Our observation of a nadir in 25- OH vitamin D levels in young adults may seem at odds with the widely held perception that vitamin D deficiency is principally a problem of older individuals [24, 3841]. It is possible that the low levels of 25-hydroxyvitamin D in the elderly may not be related to age per se but to other correlated variables such as education. Alternatively, it is possible that older individuals or those with greater post-secondary education are achieving higher 25-hydroxyvitamin D levels through supplementation. The inferred relationship we found between immigrant status and lower 25-hydroxyvitamin D levels is likely due to immigrant status being a proxy measure for increased skin pigmentation, a well-known risk factor for 25-hydroxyvitamin D deficiency [17, 19, 21, 4244]. The previously reported lower 25-hydroxyvitamin D level in Canadian aboriginals [27] is only weakly supported by our data. Rather, our findings suggest that the reported association may be due to other correlated factors such as age and education level. We confirmed this by comparing the crude association between the percentage of aboriginal people and vitamin D levels with the adjusted association between percentage of aboriginal people and vitamin D levels. The resulting crude association was stronger (i.e., showed a steeper slope between percentage of aboriginal people and vitamin D levels) than the adjusted association, suggesting that the association observed between percentage of aboriginal people and vitamin D could be indeed explained by age and education level (analysis not shown).

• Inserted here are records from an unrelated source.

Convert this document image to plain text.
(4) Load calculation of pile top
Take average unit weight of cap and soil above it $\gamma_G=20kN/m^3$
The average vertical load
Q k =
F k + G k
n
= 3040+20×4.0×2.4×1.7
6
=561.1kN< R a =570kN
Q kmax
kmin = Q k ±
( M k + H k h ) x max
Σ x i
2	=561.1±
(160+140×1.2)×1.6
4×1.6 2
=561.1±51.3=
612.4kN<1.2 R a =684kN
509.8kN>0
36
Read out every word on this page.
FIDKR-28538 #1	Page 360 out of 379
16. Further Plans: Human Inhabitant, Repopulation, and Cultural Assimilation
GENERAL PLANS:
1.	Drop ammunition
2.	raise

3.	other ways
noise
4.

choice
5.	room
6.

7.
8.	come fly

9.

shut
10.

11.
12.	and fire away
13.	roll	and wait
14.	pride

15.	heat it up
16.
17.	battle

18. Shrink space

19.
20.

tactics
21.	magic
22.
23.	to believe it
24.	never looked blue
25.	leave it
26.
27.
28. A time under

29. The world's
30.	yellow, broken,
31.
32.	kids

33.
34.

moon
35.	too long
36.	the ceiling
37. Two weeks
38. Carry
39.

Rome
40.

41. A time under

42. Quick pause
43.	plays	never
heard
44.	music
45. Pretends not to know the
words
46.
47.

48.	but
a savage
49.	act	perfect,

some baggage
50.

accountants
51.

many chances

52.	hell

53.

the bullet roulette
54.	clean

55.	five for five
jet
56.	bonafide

Interestingly, income demonstrated a very minor association with 25-hydroxyvitamin D level. This was somewhat unexpected as income has been shown to be an important health predictor in other contexts [45]. Finally, the association between 25-hydroxyvitamin D level and post-secondary education is consistent with a recent Finnish study [30]. It is tempting to speculate that this relationship may be related to increased use of vitamin D supplements among individuals with higher education [46].

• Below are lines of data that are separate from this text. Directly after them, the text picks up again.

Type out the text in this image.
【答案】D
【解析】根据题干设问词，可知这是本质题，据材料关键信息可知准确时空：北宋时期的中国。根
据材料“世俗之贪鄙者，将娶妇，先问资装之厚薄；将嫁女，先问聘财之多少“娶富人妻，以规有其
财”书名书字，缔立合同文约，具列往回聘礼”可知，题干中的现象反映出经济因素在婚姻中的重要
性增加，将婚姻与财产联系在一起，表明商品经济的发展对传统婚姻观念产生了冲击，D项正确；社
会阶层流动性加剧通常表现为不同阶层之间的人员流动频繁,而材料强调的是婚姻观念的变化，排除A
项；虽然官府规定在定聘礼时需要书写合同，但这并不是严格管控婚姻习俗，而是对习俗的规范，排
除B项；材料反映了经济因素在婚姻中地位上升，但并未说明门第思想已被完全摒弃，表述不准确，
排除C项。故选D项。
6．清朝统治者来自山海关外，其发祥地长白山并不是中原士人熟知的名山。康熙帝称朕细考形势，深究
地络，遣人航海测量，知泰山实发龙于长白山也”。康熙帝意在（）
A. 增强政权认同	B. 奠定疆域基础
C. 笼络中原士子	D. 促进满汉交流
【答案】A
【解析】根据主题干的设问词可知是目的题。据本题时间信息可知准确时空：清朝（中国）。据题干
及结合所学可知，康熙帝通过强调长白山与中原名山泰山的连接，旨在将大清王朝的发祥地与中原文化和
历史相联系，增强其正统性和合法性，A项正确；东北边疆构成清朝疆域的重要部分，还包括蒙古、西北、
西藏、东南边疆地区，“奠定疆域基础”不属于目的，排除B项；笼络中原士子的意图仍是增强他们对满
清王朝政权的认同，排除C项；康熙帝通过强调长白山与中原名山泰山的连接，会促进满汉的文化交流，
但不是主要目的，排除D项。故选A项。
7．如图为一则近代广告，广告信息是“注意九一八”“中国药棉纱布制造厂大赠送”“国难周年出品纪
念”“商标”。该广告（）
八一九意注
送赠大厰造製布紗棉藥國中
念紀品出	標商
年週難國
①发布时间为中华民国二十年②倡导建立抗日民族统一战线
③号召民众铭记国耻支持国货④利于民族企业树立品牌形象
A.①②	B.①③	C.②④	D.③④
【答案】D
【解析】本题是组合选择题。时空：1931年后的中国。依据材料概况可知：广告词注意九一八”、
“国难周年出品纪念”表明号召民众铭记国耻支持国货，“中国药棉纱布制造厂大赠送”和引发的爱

Our study should be interpreted in light of its limitations. Firstly, because we relied on the secondary use of laboratory results combined with Census Canada data, we were unable to capture potentially important information such as dietary milk consumption [17, 18, 47], body mass index [18, 29] and 25-hydroxyvitamin D supplementation [18]. Nor did we have access to a surrogate for 25-hydroxyvitamin D status such as parathyroid hormone level. A second potential limitation concerns the changing nature of the demographic make-up of the city of Calgary. Although we used 25-hydroxyvitamin D results from 2010 to 2011, the census Canada data we used was from the 2006 census. If there was a considerable demographic shift within a given census dissemination area in the intervening few years, this could have affected the clustered variables we used. Third, although dramatic differences in mean 25-hydroxyvitamin D levels existed among census dissemination areas, we cannot exclude the possibility of a confounding effect if the probability of individuals with low or high vitamin D being tested also varied with these socio-demographic variables. However, our large sample size should mitigate against this effect. Finally, this study shares the potential weakness of all studies utilizing ecological data in that the inferences regarding group level variables may not necessarily reflect individual level variables.

Conclusions

In this study we examined the associations between a number of sociodemographic variables and 25-hydroxyvitamin D level using a combination of secondary clinical data with individual level variables and clustered variables derived from Census Canada data. We found that the mean levels of 25-hydroxyvitamin D for the city of Calgary varied widely by census dissemination area and that the predominant predictors of this variation seemed to be age, education level and immigration status among the variables considered in this study.